Ultraviolet radiation is considered one of the key factors in skin aging as well as an inducer of the above-mentioned processes. At the same time, ionizing radiation rapidly causes numerous and often unrepairable lesions (i.e., double-strand DNA breaks), leading to a vast cell death, primarily of the cells with a high proliferative index. A critical event is the almost complete inhibition of hematopoiesis and depletion of the bone marrow stem cells. Radiation causes the development of a senescent phenotype as a protective mechanism against a possible malignant transformation. Thus, the processes of aging and irradiation-induced changes are closely related at molecular and cellular levels [19]. Substances possessing gero- and radioprotective properties can exhibit similar protective effects (for example, act as antioxidants and reduce the number of free radicals formed both naturally in the processes of cell metabolism and those resulting from radiolysis), as well as affect the same signaling pathways leading to positive effects [92, 93].

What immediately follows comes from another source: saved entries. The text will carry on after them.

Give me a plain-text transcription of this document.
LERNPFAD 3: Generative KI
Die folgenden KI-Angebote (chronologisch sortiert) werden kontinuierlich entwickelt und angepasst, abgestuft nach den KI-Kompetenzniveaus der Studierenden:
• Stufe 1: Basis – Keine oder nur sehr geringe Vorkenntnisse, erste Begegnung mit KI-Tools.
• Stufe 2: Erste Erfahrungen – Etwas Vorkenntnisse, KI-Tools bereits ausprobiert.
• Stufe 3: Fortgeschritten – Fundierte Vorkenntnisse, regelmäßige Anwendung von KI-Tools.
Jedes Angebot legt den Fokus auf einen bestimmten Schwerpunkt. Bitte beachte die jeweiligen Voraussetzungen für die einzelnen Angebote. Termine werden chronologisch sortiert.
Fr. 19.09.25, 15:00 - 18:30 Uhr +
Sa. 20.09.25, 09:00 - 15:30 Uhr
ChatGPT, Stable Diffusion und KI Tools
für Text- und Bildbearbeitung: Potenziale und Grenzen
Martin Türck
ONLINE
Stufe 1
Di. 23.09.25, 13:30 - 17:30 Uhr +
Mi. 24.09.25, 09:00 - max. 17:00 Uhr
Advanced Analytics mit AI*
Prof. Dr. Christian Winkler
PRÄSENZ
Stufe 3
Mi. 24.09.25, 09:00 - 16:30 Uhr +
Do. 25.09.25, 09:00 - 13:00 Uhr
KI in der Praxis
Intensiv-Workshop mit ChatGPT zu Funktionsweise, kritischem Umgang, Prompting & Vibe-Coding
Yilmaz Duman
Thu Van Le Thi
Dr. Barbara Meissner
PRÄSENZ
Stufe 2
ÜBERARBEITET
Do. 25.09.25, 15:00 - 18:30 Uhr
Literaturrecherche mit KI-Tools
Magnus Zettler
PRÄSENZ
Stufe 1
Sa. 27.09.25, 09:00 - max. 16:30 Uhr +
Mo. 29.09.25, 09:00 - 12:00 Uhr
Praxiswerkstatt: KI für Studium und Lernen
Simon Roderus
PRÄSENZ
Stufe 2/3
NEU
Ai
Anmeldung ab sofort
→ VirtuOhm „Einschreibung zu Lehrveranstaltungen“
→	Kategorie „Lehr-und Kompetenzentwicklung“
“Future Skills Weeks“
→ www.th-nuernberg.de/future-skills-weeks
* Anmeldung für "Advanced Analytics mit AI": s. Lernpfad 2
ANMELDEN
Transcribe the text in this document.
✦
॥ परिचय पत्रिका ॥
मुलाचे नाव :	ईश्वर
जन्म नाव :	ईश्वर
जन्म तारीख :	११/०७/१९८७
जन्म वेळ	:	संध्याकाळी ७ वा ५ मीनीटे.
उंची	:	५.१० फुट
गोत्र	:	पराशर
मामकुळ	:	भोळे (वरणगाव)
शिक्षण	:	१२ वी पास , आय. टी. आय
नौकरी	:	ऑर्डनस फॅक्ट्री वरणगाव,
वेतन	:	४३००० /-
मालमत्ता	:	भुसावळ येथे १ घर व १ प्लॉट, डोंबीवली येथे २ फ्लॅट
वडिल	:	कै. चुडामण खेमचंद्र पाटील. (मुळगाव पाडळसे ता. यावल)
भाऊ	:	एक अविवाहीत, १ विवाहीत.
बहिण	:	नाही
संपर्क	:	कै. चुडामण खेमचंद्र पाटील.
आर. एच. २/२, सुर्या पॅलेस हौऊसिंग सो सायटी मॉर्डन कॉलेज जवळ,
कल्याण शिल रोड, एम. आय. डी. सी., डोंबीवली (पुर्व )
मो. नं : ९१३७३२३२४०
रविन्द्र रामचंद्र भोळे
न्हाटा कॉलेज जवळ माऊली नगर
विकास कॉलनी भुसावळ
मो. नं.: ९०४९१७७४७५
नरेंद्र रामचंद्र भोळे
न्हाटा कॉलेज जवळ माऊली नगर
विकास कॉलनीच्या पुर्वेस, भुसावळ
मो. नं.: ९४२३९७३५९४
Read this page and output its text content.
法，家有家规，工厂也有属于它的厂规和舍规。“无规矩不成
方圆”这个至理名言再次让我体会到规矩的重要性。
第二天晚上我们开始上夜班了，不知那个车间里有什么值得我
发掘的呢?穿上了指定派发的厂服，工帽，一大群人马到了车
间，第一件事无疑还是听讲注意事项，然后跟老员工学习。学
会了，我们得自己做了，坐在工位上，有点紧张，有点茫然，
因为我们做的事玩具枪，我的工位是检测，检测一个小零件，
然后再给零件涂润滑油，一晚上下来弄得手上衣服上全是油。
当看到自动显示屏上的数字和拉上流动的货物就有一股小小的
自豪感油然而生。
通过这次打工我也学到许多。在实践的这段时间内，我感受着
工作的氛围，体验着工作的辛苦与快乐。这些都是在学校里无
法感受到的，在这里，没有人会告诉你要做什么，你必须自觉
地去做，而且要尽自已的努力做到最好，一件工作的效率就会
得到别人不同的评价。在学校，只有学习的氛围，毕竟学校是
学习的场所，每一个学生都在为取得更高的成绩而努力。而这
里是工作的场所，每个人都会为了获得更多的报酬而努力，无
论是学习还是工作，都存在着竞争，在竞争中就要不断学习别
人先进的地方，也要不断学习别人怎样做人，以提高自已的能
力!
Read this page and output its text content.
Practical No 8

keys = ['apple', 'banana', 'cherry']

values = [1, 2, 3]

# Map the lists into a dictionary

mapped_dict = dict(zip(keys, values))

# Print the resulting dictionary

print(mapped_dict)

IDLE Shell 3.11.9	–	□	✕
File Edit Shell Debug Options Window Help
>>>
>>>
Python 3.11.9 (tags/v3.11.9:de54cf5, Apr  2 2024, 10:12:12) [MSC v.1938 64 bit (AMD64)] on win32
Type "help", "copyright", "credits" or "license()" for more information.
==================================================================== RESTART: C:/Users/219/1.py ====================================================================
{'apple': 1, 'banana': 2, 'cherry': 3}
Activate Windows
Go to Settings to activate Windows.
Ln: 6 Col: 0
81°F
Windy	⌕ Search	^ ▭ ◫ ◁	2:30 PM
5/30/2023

Development of new effective drugs against aging and radiation-induced aging is an ambitious but at the same time pleading task. Several approaches can be applied to solve the problem including pathway analysis and searching for new targets [19, 93–95], searching for possible biomarkers for both aging and radiation exposure [96-104] and even generation of new chemical compounds [105, 106]. However, all of them rely on the availability of profoundly annotated data about chemical compounds with radioprotective effects and their molecular modes of action. The present curated database of radioprotectors will become a convenient onset for the development of medicines against radiation-induced damage and aging following both the structure-based and ligand-based approaches.